Finding scalable and consistent ways to grow your email subscriber base is central to the digital marketing strategy of most organisations. We already know that email provides one of the best returns on investment per dollar spent.
If you work for a larger organisation you will have a customer service team that receives a large volume of customer calls per day. These callers will be customers, prospects, people with issues and returns. This is an acquisition resource that is often overlooked. Outlined below is a step-by-step (ooh baby) way to grow your subscriber list using your customer service team.
How to use your customer service team for EDM acquisition.
Step one. Run a trial to see how your customers convert when asked if they would like to join your list. This means trialling a few different scripts, finding the winner, determining conversion rates, the cost of asking the question and finally the cost per lead. Once the trial is completed you will be able to determine if this strategy represents a positive ROI to the business.
Trial a few scripts.
Have your customer services manager select several team members to run your trial and run the trial for at least two weeks. You understand your customer better than anyone so you will really need to take the time coming up with a script that works for your business. A good place to start is:
- If no email given during call, at end of phone call ask customer if they have an email address.
- If no email exists end call.
- If email exists ask if they would like to receive future discounts and promotions via email.
Find a way to incentivize step three if you can, a promotion or cash draw is a good idea. With everything digital run at least one other well thought out variant to your script and test.
During this stage you will also need to calculate the average increase in call duration when this question is asked.
Determine conversion rates.
During your trial the customer service team members you have selected for the trial need to be keeping score of how well these scripts convert. Each member should be assigned one script only. They will be measuring the total volume of calls, the total time the question was asked (it can be easy to forget to ask something new), the total volume of customers that confirmed they had an email address and the total number of times they opted someone in.

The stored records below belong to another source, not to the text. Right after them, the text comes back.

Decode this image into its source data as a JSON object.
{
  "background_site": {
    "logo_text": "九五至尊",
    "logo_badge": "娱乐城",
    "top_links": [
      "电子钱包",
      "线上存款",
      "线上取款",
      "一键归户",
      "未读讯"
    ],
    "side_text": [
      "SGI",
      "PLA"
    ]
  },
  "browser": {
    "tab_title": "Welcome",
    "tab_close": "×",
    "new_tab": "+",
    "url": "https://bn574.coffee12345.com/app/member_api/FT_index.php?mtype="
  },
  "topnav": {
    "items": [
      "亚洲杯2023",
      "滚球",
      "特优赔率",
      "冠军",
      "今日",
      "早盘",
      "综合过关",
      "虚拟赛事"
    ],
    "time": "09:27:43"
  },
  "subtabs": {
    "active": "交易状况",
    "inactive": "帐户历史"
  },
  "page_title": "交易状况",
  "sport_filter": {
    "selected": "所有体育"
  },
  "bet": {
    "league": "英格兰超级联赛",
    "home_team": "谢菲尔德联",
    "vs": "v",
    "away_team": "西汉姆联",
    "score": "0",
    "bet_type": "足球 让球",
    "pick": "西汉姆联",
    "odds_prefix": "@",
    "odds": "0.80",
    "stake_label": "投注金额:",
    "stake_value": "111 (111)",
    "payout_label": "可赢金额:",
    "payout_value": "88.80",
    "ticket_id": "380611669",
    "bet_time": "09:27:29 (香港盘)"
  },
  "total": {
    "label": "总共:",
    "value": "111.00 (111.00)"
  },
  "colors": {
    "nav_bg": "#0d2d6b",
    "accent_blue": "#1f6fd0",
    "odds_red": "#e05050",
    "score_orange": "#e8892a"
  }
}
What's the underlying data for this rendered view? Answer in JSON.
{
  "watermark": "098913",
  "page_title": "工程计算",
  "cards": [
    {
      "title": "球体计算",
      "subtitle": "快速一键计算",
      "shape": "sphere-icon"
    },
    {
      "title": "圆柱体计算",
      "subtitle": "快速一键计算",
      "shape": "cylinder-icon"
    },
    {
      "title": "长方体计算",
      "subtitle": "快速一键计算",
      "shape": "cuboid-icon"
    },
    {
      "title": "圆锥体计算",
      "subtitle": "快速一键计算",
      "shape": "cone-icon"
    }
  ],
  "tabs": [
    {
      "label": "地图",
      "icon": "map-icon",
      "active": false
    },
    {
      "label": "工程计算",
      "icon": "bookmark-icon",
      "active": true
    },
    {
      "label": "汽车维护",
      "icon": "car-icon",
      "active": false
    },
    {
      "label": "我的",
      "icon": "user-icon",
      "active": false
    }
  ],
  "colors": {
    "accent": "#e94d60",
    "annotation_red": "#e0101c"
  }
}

What we are trying to determine the conversion rate when we run this process. We will use this conversion rate when we calculate the cost of rolling out this process. A conversion rate of 15%-20% should be easily achieved.
Calculate the cost of asking this question.
After the initial trial you should have an idea as to how much additional time asking this question adds to a call’s duration. Any increase to call duration represents an additional cost to business. We want to determine if the value of the leads we generate represent a positive NET cost to business.
Your customer service manager should have an idea as to the cost each additional second represents. Work with them to determine the annual cost to the business for asking this question.
For this example lets use $100,000 as a figure.
Calculate cost per lead.
Now that we have an indication of conversion rates and cost to business we want to calculate our cost per lead. We do this by.
- Average weekly call volume x Conversion rate = Leads generated per week
- Cost to business / (Leads generated per week x 52) = Cost per lead
Using the above formula if we receive an average of 7,000 calls per week and our conversion rate was 18% our cost per lead is $1.53.
Compare this cost against your other acquisition campaigns and remember that many of these leads will already be singles/multis. If you know your EDM revenue per contact compare that figure against this cost per lead. This lead source still needs to be measured over time as no two sources are the same.
It can be difficult to receive buy in from customer service managers (resistance to change). If you aren’t fortunate enough to work with a forward thinking CSM seek buy-in and support from high up in the business, at the very minimum to run the initial trial.
Personally I have found this an essential strategy for helping to turn singles in multis. At the very minimum you should be asking this question at the end of every order received over the phone.